Whenever my husband talks to his family on the phone or in person, he tells them too many things. I have spoken to my husband about this and he says he understands my feelings, but he continues talking too much. What else can I do?
In Genesis 2:24 God said, “Therefore shall a man leave his father and his mother, and shall cleave unto his wife: and they shall be one flesh.” According to the text and our professional experience, you can’t cleave until you leave. From what you say, it sounds as if your husband hasn’t emotionally “left” his family-of-origin.
Either he understands how important confidentiality is to you and doesn’t want to change or he still doesn’t get it. Having been a man all of my life I would suggest the odds are good that he still doesn’t get it. Trust me, just because he thinks he understands doesn’t mean he gets it. Sometimes it’s hard, yet it’s always smart to start by assuming the best. So what are some ways you could help him get it?
The first step might be to find a couples group in your community that is learning about developing a Christian marriage. If your husband were to understand what the Bible means when it talks about honoring, serving, nourishing, and cherishing our spouse (Ephesians 5), that alone could be a huge wake-up call for him. The Family Life ministry has the H
ome Builders series of Bible studies that are simple, practical and encouraging.

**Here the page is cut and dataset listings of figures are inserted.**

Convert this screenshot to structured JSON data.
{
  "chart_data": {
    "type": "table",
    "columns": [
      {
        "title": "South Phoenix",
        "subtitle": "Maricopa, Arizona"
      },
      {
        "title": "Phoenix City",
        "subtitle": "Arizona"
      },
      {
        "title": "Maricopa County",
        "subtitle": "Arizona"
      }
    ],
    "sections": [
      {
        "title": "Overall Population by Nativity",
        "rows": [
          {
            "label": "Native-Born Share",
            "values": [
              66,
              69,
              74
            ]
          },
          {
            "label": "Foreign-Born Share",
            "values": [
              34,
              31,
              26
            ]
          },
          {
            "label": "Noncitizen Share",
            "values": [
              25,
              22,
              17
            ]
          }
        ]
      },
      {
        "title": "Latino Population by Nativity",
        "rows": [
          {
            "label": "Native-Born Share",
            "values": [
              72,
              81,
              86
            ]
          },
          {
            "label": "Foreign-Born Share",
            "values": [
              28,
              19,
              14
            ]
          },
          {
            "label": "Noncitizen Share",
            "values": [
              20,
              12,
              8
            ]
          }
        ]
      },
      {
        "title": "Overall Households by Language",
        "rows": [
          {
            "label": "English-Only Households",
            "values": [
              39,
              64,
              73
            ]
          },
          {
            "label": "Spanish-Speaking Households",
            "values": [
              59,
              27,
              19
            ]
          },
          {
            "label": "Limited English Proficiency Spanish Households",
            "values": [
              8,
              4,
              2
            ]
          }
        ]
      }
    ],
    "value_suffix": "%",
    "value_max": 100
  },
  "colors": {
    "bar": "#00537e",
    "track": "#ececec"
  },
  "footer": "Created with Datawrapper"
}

We would also encourage you to contact the Family Life ministry at www.familylife.com for information on their weekend marriage enrichment conferences that God has used to transform literally hundreds of thousands of marriages. You’ll get more relational help in that weekend than most couples get in a year of other church-related activities.
Another contributor to the problem might be your different personality types. If your husband is an extrovert that doesn’t understand what responsible extroversion looks like, he is likely to speak before thinking. If you are more introverted and private, “any” personal disclosure could be uncomfortable for you. We would encourage you to learn more about personality type by taking the Myers-Briggs Type Indicator and having a trained counselor discuss it with you.
Nothing can take the place of your learning new ways to more effectively communicate your heart to him. In Communication: Key to Your Marriage, Norm Wright shares specific ways you can help your husband see with your eyes, hear with your ears and feel with your heart.
You have legitimate concerns about trust, safety and intimacy. We’re glad you haven’t given up and are reaching out for help. God can use your working through this problem to increase your understanding of one another, deepen your appreciation and knit your hearts more tightly together in love.